A professor of history should know better than to argue using false dichotomies. The authors asks "Where in this dismal landscape is our once proud commitment to our students [?]". But it is perfectly possible to believe that all the things the author list are important, but not AS important as the continued heath and well being of students, staff an the local community. The author accuses the Union of taking an "instrumental view of university education as a mere transfer of information that might as well happen online, in or out of a university setting.", but provides no evidence that the view is instrumental. The choices are not between online and the normal delivery, but between bespoke online and a much restricted, sub-optimal in person delivery, where seminars are given for 20 students, wearing masks in a lecture theater designed for 200. The author states "students might reasonably wonder why it should endure on campus even after younger siblings have returned to school", but in the city where my university is situated, after only 8 days back, every single school in the city has already had to close to at least one year group. Every. Single. One. The story is the same in the US, where almost all universities that reopened to students were closed again within a month. We know that our bosses expect this by the way so many are being told to prepare material for online delivery as well as in person. Nobody pretends that the experience that we can deliver online is as good as the in person experience, but it a case of balancing costs and benefits, and in this time its the best we can do, and better than nothing.
Online, blended, hybrid learning will stay, whatever happens to COVID. It is better to learn how to teach that way, so one can deliver lectures that are meaningful and thought provoking. Online teaching is more challenging than in-class teaching. Universities will have to deliver quality if they want to succeed in that area. I find online degrees a very welcome addition. The degrees in my opinion do not necessarily have to be granted by a traditional university. I would like more options here. COVID is finally disrupting the traditional university. It might be bad for some lecturers and fields in the short term. But administrators and government assessment already destroyed traditional academia.

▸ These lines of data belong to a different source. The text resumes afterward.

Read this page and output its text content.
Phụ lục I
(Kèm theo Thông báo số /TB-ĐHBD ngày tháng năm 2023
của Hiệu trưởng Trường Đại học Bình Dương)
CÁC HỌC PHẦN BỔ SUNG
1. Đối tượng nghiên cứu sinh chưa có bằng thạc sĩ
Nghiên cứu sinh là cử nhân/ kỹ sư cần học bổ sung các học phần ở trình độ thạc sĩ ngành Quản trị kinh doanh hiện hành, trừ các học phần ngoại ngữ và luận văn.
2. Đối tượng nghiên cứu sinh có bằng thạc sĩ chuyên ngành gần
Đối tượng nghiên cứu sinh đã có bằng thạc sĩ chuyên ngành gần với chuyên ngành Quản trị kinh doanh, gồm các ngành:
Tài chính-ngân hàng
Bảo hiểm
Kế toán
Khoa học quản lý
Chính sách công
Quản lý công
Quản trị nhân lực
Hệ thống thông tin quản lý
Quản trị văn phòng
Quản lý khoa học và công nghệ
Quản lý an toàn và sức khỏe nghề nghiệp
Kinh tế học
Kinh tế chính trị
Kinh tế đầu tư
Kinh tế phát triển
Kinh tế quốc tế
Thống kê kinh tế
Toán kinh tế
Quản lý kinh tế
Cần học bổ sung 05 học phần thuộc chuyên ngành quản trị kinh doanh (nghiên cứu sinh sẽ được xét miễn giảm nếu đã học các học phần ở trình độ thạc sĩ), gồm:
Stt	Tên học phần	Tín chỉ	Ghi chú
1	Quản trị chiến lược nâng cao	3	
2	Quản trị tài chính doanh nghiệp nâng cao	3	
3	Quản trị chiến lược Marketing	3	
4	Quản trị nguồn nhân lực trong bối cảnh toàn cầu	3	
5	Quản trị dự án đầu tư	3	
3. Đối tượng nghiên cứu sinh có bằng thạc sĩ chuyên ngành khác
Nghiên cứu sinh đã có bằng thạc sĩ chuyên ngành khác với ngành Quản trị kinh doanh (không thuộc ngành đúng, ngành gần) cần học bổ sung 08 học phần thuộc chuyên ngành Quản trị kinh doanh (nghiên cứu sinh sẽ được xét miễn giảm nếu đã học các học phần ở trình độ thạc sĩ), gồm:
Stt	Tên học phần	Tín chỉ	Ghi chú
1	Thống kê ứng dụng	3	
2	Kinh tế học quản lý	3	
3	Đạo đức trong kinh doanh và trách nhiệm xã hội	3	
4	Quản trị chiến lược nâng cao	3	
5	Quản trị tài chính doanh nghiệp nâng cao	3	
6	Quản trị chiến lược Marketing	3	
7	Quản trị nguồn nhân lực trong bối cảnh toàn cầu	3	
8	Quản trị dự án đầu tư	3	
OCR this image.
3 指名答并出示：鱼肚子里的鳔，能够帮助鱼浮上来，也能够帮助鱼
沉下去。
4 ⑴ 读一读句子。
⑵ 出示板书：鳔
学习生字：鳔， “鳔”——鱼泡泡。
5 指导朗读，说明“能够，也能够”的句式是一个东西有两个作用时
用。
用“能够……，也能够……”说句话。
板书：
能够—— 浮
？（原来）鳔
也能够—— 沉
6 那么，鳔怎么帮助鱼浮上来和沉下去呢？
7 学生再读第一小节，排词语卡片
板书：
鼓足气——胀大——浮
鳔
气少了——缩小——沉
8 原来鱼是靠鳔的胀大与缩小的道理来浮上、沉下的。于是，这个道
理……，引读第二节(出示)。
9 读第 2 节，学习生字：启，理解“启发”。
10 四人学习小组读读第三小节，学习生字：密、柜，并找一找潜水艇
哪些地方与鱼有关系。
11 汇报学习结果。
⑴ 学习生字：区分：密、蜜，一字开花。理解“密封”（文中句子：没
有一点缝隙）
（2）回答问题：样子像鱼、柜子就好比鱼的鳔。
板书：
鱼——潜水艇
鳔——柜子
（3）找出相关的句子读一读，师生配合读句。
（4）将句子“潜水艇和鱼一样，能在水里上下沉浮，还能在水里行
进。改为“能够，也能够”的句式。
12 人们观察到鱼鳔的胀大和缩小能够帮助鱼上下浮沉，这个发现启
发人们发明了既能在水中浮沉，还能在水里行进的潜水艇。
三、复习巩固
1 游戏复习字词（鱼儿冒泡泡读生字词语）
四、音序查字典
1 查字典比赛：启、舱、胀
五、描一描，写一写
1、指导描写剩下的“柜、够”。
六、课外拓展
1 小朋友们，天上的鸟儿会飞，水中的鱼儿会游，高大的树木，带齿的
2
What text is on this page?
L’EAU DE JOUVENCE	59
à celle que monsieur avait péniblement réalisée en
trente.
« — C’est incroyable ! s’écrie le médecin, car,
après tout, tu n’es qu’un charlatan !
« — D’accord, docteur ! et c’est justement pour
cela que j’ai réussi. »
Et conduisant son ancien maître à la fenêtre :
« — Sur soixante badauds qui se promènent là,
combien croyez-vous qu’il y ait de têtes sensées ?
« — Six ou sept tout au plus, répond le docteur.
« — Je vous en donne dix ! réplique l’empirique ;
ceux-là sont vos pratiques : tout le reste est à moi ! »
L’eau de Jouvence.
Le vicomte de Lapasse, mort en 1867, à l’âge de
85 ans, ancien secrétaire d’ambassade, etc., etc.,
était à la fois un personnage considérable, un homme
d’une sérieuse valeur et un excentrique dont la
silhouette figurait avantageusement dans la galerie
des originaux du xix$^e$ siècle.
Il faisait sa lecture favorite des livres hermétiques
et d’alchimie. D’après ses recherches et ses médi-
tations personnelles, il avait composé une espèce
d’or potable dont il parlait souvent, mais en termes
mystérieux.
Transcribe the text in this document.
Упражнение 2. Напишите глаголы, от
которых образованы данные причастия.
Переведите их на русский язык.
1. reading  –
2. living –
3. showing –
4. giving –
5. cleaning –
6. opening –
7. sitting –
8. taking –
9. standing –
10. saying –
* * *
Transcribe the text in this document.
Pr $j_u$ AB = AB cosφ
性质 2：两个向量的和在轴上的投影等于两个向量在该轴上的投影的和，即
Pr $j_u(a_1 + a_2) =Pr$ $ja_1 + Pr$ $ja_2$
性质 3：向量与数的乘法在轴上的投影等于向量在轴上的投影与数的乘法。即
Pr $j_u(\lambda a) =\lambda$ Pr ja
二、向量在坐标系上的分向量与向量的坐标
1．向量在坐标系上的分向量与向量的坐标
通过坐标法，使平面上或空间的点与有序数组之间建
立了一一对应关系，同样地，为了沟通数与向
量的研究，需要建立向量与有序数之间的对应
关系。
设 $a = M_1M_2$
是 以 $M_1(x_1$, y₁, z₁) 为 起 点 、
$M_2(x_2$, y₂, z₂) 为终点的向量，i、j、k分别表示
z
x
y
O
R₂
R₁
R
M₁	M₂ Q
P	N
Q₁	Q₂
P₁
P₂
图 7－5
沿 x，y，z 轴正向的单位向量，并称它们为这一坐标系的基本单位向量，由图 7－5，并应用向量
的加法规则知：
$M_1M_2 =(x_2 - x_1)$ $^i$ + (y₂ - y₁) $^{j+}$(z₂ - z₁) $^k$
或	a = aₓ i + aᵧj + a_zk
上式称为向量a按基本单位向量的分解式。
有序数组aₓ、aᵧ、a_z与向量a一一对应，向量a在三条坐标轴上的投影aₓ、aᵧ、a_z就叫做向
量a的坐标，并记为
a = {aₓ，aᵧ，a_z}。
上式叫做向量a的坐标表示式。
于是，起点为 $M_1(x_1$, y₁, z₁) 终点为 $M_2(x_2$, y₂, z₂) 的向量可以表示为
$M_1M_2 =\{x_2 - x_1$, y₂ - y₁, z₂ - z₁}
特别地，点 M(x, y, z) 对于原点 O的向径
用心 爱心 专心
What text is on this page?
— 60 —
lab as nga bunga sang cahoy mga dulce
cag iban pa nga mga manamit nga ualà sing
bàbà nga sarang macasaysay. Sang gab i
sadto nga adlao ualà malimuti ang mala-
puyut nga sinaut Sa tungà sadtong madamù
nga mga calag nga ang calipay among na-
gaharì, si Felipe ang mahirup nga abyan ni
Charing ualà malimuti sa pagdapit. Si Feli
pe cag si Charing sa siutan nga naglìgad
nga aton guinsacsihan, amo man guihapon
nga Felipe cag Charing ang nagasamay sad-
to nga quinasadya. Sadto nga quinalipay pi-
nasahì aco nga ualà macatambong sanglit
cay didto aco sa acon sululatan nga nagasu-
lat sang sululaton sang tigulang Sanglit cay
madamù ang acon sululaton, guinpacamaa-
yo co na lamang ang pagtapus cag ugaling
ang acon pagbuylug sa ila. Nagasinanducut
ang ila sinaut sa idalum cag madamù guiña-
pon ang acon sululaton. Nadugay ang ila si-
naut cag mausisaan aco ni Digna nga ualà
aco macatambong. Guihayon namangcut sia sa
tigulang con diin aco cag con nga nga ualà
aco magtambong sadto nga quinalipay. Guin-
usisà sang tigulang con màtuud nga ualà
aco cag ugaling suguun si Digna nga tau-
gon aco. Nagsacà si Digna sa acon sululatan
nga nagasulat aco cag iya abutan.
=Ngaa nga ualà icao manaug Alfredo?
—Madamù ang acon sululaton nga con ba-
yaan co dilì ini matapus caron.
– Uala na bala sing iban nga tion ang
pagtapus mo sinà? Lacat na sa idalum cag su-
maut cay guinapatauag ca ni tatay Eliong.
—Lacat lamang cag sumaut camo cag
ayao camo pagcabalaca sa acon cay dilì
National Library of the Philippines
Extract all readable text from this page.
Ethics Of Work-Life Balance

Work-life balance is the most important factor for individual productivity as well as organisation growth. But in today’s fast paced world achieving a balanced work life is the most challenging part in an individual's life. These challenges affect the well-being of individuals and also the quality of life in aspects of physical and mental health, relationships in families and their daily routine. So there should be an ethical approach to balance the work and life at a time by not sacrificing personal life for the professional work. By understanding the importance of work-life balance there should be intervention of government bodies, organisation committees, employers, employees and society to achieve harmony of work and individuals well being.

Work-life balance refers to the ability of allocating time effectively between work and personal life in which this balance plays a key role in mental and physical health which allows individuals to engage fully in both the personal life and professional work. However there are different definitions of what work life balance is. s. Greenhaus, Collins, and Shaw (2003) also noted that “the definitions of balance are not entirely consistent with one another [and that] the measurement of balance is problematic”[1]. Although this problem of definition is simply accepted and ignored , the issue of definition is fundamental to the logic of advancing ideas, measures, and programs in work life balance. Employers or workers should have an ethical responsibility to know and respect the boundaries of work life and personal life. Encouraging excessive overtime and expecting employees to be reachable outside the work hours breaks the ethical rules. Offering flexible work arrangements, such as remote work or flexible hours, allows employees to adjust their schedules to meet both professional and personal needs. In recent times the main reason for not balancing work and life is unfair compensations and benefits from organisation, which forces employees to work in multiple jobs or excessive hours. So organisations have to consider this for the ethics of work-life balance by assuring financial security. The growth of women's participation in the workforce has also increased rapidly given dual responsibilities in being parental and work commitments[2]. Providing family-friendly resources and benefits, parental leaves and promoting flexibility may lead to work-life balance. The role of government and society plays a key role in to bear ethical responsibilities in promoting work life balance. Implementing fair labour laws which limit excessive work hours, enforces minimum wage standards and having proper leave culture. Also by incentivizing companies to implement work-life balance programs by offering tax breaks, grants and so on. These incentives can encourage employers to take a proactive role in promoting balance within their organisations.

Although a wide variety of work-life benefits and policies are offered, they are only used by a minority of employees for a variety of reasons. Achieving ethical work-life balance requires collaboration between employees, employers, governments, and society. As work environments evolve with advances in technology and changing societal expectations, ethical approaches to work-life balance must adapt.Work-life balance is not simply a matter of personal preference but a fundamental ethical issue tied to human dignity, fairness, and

I'm sure many seeing this will be confused as to whom to support, so I'll throw this in the ring first https://www.bmj.com/content/370/bmj.m3365. As a Trades Union H&S rep who has been working through lockdown in a research dept, doing the basic stuff marking one-way systems inside out building and all the rest I've seen how seriously COVID safety was taken initially, now it's a joke, with people ignoring the H&S rules they've signed agreements to follow to gain access. Many senior staff haven't even been to campus since March, their planning has been entirely on-line, so all they know is the biased feedback they get from the usual brown nosed forelock tuggers, and their only concern is keeping the business people on the governing body happy, the bottom line is everything for too many. Much though I find Jo annoying at times she is right, the sector is rushing into a situation they cannot control, and we won't come out of this well, members are already reporting concerns about their own health when, not if, COVID infection spread starts growing on campus, but the bigger worry is now their neighbours reaction to it and the reputational damage not just to the body corporate, but to the staff as well.
We are going to have to find ways of living with COVID. There is bound to be increased transmission when students return to campus. However it is a disgrace that UCU's press statement on 30 August stated that universities would be the new care homes, just to grab a headline. Is UCU really expecting 20,000 excess deaths on campus this term? This sort of nonsense is off putting to students and therefore puts members' jobs at risk. I thought that UCU was in the business of protecting jobs?
When someone writes that "most of their students may, at surprisingly little cost to their own health or to the NHS, have caught it and become immune" you expect him to be a professor of fairy stories and urban myths not history. I suggest that he sticks to subjects that he knows about, because disease control is clearly not one of them.